Women who undergo a lumpectomy in treatment of their breast cancer need to complete breast radiation to help prevent the cancer from recurring in the breast. The radiation kills the individual cancer cells that that we know exist in the breast tissue around the tumor but we cannot see with the microscope.  Traditionally, the radiation is applied to the whole breast in brief exposures five days a week for six weeks. Therapy generally starts about a month following the breast operation, or after chemotherapy.  Radiation therapy does not hurt, nor does it make one sick or lose hair. Women can develop some skin changes similar to a sunburn but these changes resolve with time.  The underlying heart and lungs receive minimal exposure to the radiation beams so the risk of a serious complication involving these vital organs is extremely small.  We have a long experience with this technique and it is very effective at controlling the disease in the breast.  It is considered a standard therapy for any women who undergoes a lumpectomy for her breast cancer.

Newer Radiation Options

Because traditional radiation therapy requires approximately six weeks of a daily treatment and affects the entire breast, other techniques requiring less time and radiation exposure have been developed.  Small very favorable cancers may be well treated with these more localized radiation techniques.   "Accelerated Partial Breast Irradiation" with a Mammosite balloon catheter is one such technique. With this technique, a balloon shaped device is placed in the space left in your breast when the tumor is surgically removed.  The balloon is attached to a flexible tube that allows delivery of radiation directly into the tumor bed through the balloon. Using this technique, radiation therapy generally begins within a week after the breast operation and is delivered twice daily for 5 days, and then the balloon is removed.   Experience to date suggests that the technique results in similar control of local recurrences as the whole breast approach, but with a much shorter time frame. This feature has obvious appeal to both patients and physicians alike, but it is important to make sure that local control of the disease over the long term is not compromised by the more limited approach. To this end, a formal clinical rial comparing the two techniques directly is ongoing and women are invited to participate in order to answer this critical question.

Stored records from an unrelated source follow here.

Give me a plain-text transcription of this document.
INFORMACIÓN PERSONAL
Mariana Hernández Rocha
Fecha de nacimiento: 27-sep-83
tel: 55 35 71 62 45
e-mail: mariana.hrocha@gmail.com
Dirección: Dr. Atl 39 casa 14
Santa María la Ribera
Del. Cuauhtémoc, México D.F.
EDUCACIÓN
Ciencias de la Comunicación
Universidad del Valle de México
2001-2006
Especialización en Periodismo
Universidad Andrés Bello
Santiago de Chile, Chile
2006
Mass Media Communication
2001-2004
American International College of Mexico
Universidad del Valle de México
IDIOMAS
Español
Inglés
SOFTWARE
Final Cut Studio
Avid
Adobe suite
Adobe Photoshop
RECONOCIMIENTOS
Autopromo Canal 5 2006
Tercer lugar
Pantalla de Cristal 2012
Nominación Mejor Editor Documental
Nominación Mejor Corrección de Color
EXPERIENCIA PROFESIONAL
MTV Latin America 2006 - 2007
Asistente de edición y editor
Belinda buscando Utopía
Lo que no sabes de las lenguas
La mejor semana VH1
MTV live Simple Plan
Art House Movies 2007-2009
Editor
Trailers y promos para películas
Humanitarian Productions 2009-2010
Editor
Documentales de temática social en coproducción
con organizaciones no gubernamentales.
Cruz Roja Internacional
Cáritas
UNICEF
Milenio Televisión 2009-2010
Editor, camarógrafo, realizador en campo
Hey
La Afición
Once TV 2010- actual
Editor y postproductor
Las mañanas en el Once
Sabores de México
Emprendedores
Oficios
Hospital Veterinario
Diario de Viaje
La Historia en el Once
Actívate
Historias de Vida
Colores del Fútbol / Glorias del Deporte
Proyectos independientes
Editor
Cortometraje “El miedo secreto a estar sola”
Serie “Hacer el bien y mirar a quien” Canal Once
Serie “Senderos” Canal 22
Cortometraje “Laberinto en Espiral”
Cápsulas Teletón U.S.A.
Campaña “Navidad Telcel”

Another technique for more limited breast radiation  is actually performed in a single treatment delivered in the operating room as part of the lumpectomy.  This technique known as "Intraoperative Radiotherapy" has been studied in a clinical trial setting and when used in women with small favorable breast cancers, it has been shown to be equivalent to traditional whole breast radiation in terms of controlling disease without causing undo side effects. These early results are certainly promising.  However, the technique requires special equipment that is not  available at every hospital the way other techniques are.  Hopefully with the growing evidence for its safety and effectiveness, the technique  will become more widely available to all women whose cancers qualify for it. 

Post Mastectomy Radiation

Women who undergo mastectomy in treatment of their breast cancer generally do not need to have radiation.  However, there are certain circumstances under which we know that a cancer can come back even after a mastectomy, and we can reduce that chance by radiating the chest wall after the mastectomy.  These circumstances include having a tumor that is large (greater than 5 centimeters) or having 4 or more lymph nodes containing disease. In some instances, those with lesser lymph node involvement ( 1-3 nodes involved) may also benefit from radiation after mastectomy if their breast tumor has other aggressive features.  Radiation to a mastectomy that has been reconstructed with an implant can dramatically affect the appearance of that  breast and can cause complications that may result in implant loss.   As such, it is important for any patient considering mastectomy with reconstruction to discuss the need for post mastectomy radiation in order to make the best decision about her reconstructive options.